Als ich noch jünger war, dachte Charly immer, er müsse mich verteidigen, aber inzwischen komme ich sehr gut allein zurecht. Da ist er schon. Ich bin aber wieder mehr an seinem Frauchen interessiert und versuche an ihr hochzuspringen, um meine Liebkosungen zu bekommen. Das hinterlässt natürlich Spuren an ihrer weißen Hose.
Potz Blitz und Wackeldackel! Von rechts kommt Gerhard, mein Erzfeind, mit seinem Frauchen. Die Beiden haben mir gerade noch gefehlt! Wo ich Airedales mit ihrem viereckigem Gesicht nicht ausstehen kann. Die Beiden bleiben auch noch neben uns stehen.

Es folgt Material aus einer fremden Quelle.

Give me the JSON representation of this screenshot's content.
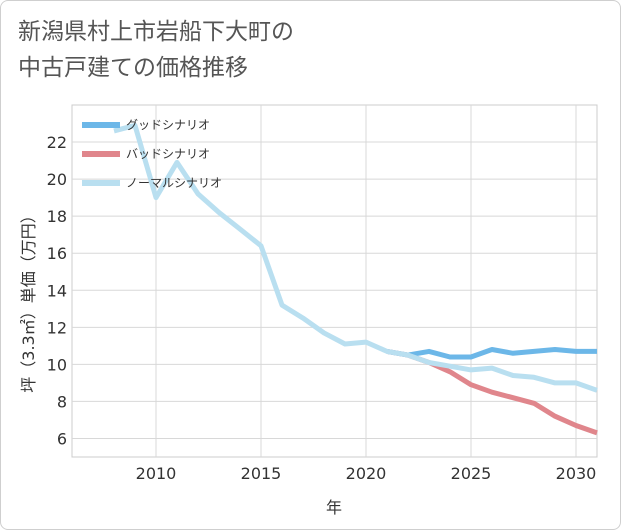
{
  "title_lines": [
    "新潟県村上市岩船下大町の",
    "中古戸建ての価格推移"
  ],
  "chart_data": {
    "type": "line",
    "title": "新潟県村上市岩船下大町の中古戸建ての価格推移",
    "xlabel": "年",
    "ylabel": "坪（3.3㎡）単価（万円）",
    "xlim": [
      2006,
      2031
    ],
    "ylim": [
      5,
      24
    ],
    "xticks": [
      2010,
      2015,
      2020,
      2025,
      2030
    ],
    "yticks": [
      6,
      8,
      10,
      12,
      14,
      16,
      18,
      20,
      22
    ],
    "grid": true,
    "legend_position": "top-left",
    "series": [
      {
        "name": "グッドシナリオ",
        "color": "#6cb7e8",
        "x": [
          2021,
          2022,
          2023,
          2024,
          2025,
          2026,
          2027,
          2028,
          2029,
          2030,
          2031
        ],
        "y": [
          10.7,
          10.5,
          10.7,
          10.4,
          10.4,
          10.8,
          10.6,
          10.7,
          10.8,
          10.7,
          10.7
        ]
      },
      {
        "name": "バッドシナリオ",
        "color": "#e0868c",
        "x": [
          2021,
          2022,
          2023,
          2024,
          2025,
          2026,
          2027,
          2028,
          2029,
          2030,
          2031
        ],
        "y": [
          10.7,
          10.5,
          10.1,
          9.6,
          8.9,
          8.5,
          8.2,
          7.9,
          7.2,
          6.7,
          6.3
        ]
      },
      {
        "name": "ノーマルシナリオ",
        "color": "#b9dff0",
        "x": [
          2008,
          2009,
          2010,
          2011,
          2012,
          2013,
          2014,
          2015,
          2016,
          2017,
          2018,
          2019,
          2020,
          2021,
          2022,
          2023,
          2024,
          2025,
          2026,
          2027,
          2028,
          2029,
          2030,
          2031
        ],
        "y": [
          22.6,
          22.9,
          19.0,
          20.9,
          19.2,
          18.2,
          17.3,
          16.4,
          13.2,
          12.5,
          11.7,
          11.1,
          11.2,
          10.7,
          10.5,
          10.1,
          9.9,
          9.7,
          9.8,
          9.4,
          9.3,
          9.0,
          9.0,
          8.6
        ]
      }
    ]
  }
}
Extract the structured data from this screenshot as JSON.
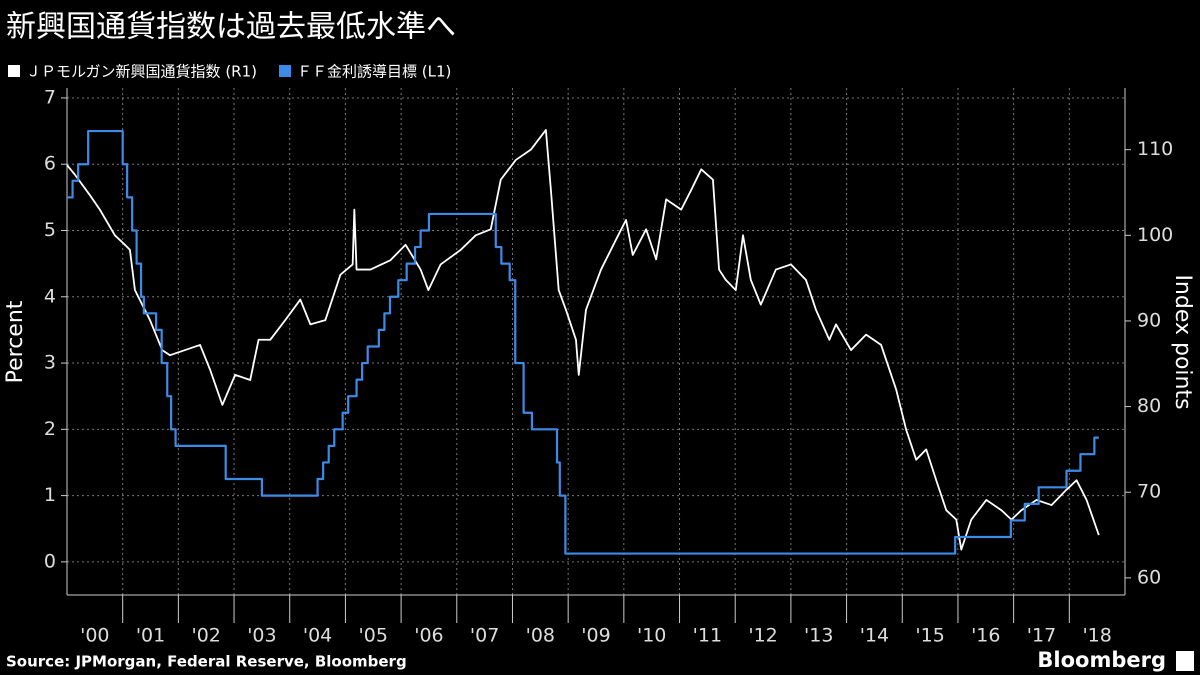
{
  "chart_data": {
    "type": "line",
    "title": "新興国通貨指数は過去最低水準へ",
    "ylabel": "Percent",
    "y2label": "Index points",
    "source": "Source: JPMorgan, Federal Reserve, Bloomberg",
    "brand": "Bloomberg",
    "xlim": [
      2000,
      2019
    ],
    "ylim": [
      -0.5,
      7.15
    ],
    "y2lim": [
      58,
      117.2
    ],
    "yticks": [
      0,
      1,
      2,
      3,
      4,
      5,
      6,
      7
    ],
    "y2ticks": [
      60,
      70,
      80,
      90,
      100,
      110
    ],
    "xticks": [
      {
        "value": 2000.5,
        "label": "'00"
      },
      {
        "value": 2001.5,
        "label": "'01"
      },
      {
        "value": 2002.5,
        "label": "'02"
      },
      {
        "value": 2003.5,
        "label": "'03"
      },
      {
        "value": 2004.5,
        "label": "'04"
      },
      {
        "value": 2005.5,
        "label": "'05"
      },
      {
        "value": 2006.5,
        "label": "'06"
      },
      {
        "value": 2007.5,
        "label": "'07"
      },
      {
        "value": 2008.5,
        "label": "'08"
      },
      {
        "value": 2009.5,
        "label": "'09"
      },
      {
        "value": 2010.5,
        "label": "'10"
      },
      {
        "value": 2011.5,
        "label": "'11"
      },
      {
        "value": 2012.5,
        "label": "'12"
      },
      {
        "value": 2013.5,
        "label": "'13"
      },
      {
        "value": 2014.5,
        "label": "'14"
      },
      {
        "value": 2015.5,
        "label": "'15"
      },
      {
        "value": 2016.5,
        "label": "'16"
      },
      {
        "value": 2017.5,
        "label": "'17"
      },
      {
        "value": 2018.5,
        "label": "'18"
      }
    ],
    "xgrid": [
      2001,
      2002,
      2003,
      2004,
      2005,
      2006,
      2007,
      2008,
      2009,
      2010,
      2011,
      2012,
      2013,
      2014,
      2015,
      2016,
      2017,
      2018
    ],
    "grid": true,
    "series": [
      {
        "name": "ＪＰモルガン新興国通貨指数 (R1)",
        "color": "#ffffff",
        "axis": "y2",
        "step": false,
        "x": [
          2000.0,
          2000.14,
          2000.41,
          2000.59,
          2000.86,
          2001.04,
          2001.13,
          2001.22,
          2001.49,
          2001.71,
          2001.85,
          2002.12,
          2002.39,
          2002.57,
          2002.79,
          2003.02,
          2003.29,
          2003.44,
          2003.65,
          2003.92,
          2004.19,
          2004.37,
          2004.64,
          2004.91,
          2005.13,
          2005.16,
          2005.2,
          2005.45,
          2005.81,
          2006.08,
          2006.35,
          2006.49,
          2006.71,
          2007.07,
          2007.34,
          2007.61,
          2007.79,
          2008.06,
          2008.33,
          2008.6,
          2008.69,
          2008.83,
          2008.96,
          2009.14,
          2009.19,
          2009.32,
          2009.59,
          2009.86,
          2010.04,
          2010.16,
          2010.4,
          2010.58,
          2010.76,
          2011.03,
          2011.21,
          2011.39,
          2011.6,
          2011.71,
          2011.83,
          2012.01,
          2012.14,
          2012.28,
          2012.46,
          2012.73,
          2013.0,
          2013.27,
          2013.45,
          2013.69,
          2013.81,
          2014.08,
          2014.35,
          2014.62,
          2014.89,
          2015.07,
          2015.25,
          2015.43,
          2015.61,
          2015.79,
          2015.97,
          2016.06,
          2016.24,
          2016.51,
          2016.78,
          2016.96,
          2017.14,
          2017.41,
          2017.68,
          2017.95,
          2018.13,
          2018.31,
          2018.53
        ],
        "values": [
          108.2,
          107.1,
          104.7,
          103,
          100,
          98.9,
          98.3,
          93.6,
          90.1,
          86.6,
          86,
          86.6,
          87.2,
          84.3,
          80.2,
          83.7,
          83.1,
          87.8,
          87.8,
          90.1,
          92.5,
          89.6,
          90.1,
          95.4,
          96.6,
          103,
          96,
          96,
          97.1,
          98.9,
          96,
          93.6,
          96.6,
          98.3,
          100,
          100.7,
          106.5,
          108.8,
          110,
          112.3,
          105.3,
          93.6,
          91.3,
          87.8,
          83.7,
          91.3,
          96,
          99.5,
          101.8,
          97.7,
          100.7,
          97.2,
          104.2,
          103,
          105.3,
          107.7,
          106.5,
          96,
          94.8,
          93.6,
          100,
          94.8,
          91.9,
          96,
          96.6,
          94.8,
          91.3,
          87.8,
          89.6,
          86.6,
          88.4,
          87.2,
          82,
          77.3,
          73.8,
          75,
          71.4,
          67.9,
          66.8,
          63.3,
          66.8,
          69.1,
          67.9,
          66.8,
          67.9,
          69.1,
          68.5,
          70.3,
          71.4,
          69.1,
          65
        ]
      },
      {
        "name": "ＦＦ金利誘導目標 (L1)",
        "color": "#3d8be8",
        "axis": "y",
        "step": true,
        "x": [
          2000.0,
          2000.1,
          2000.2,
          2000.38,
          2001.0,
          2001.08,
          2001.17,
          2001.25,
          2001.33,
          2001.38,
          2001.6,
          2001.7,
          2001.8,
          2001.87,
          2001.95,
          2002.85,
          2003.5,
          2004.5,
          2004.6,
          2004.7,
          2004.8,
          2004.95,
          2005.05,
          2005.2,
          2005.3,
          2005.4,
          2005.6,
          2005.7,
          2005.8,
          2005.95,
          2006.1,
          2006.25,
          2006.35,
          2006.5,
          2007.7,
          2007.8,
          2007.95,
          2008.05,
          2008.2,
          2008.35,
          2008.8,
          2008.85,
          2008.95,
          2015.95,
          2016.95,
          2017.2,
          2017.45,
          2017.95,
          2018.2,
          2018.45,
          2018.53
        ],
        "values": [
          5.5,
          5.75,
          6.0,
          6.5,
          6.0,
          5.5,
          5.0,
          4.5,
          4.0,
          3.75,
          3.5,
          3.0,
          2.5,
          2.0,
          1.75,
          1.25,
          1.0,
          1.25,
          1.5,
          1.75,
          2.0,
          2.25,
          2.5,
          2.75,
          3.0,
          3.25,
          3.5,
          3.75,
          4.0,
          4.25,
          4.5,
          4.75,
          5.0,
          5.25,
          4.75,
          4.5,
          4.25,
          3.0,
          2.25,
          2.0,
          1.5,
          1.0,
          0.125,
          0.375,
          0.625,
          0.875,
          1.125,
          1.375,
          1.625,
          1.875,
          1.875
        ]
      }
    ]
  }
}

„Die Hundis wollen sich doch sicher mal Guten Tag sagen.“
Ich will aber mit dem Blödmann nichts zu tun haben und strebe weiter.
„Der Kleine ist wohl noch ein bisschen ängstlich?“
So ein Unfug! Wenn es um das Selbstbewusstsein geht, stecke ich den Kerl dreimal in die Tasche, aber ich will ihn nicht sehen. Mein Herrchen kennt mich und folgt mir, die beiden ebenfalls.
„Wir gehen jetzt linksrum“, sagt mein Vater.
„Wir auch.“
„Gut, dann gehen wir eben rechtsrum. Dolly muss jetzt ihre Ruhe haben und sich auf ihr „Geschäft“ konzentrieren.“
Na, endlich bleiben sie zurück.
Jetzt brauche ich etwas Ruhe, um mein „großes Geschäft“ zu erledigen. Ich muss aber erst einen Platz erschnüffeln, der mir zusagt. Am besten ist es, wenn sich in der Nähe schon Artgenossen verewigt haben. Das bringt mich in die richtige Stimmung. Na, endlich! Diese Stelle sagt mir zu. Ich mache meinen runden Rücken, der allen signalisiert: Jetzt ist es soweit und ich brauche Ruhe und Konzentration. Am wenigsten kann ich leiden, wenn mich da ein vorbeikommender Passant unbedingt ansprechen muss. Dann ist es mit der Sammlung vorbei. Ich horche in meinen Körper hinein: So, das war’s. Mein Herrchen greift schon nach dem Tütchen, denn natürlich habe ich mir einen Vorgarten herausgesucht. Das wilde Gelände, an dem wir eben vorbei kamen, sagte mir nicht zu.
Nun geht es schnurstracks nach Hause. Dort, weiß ich, wartet schon mein voller Fressnapf und dann muss ich ausgiebig schlafen und verdauen. Es war schließlich ein aufregender und anstrengender Spaziergang.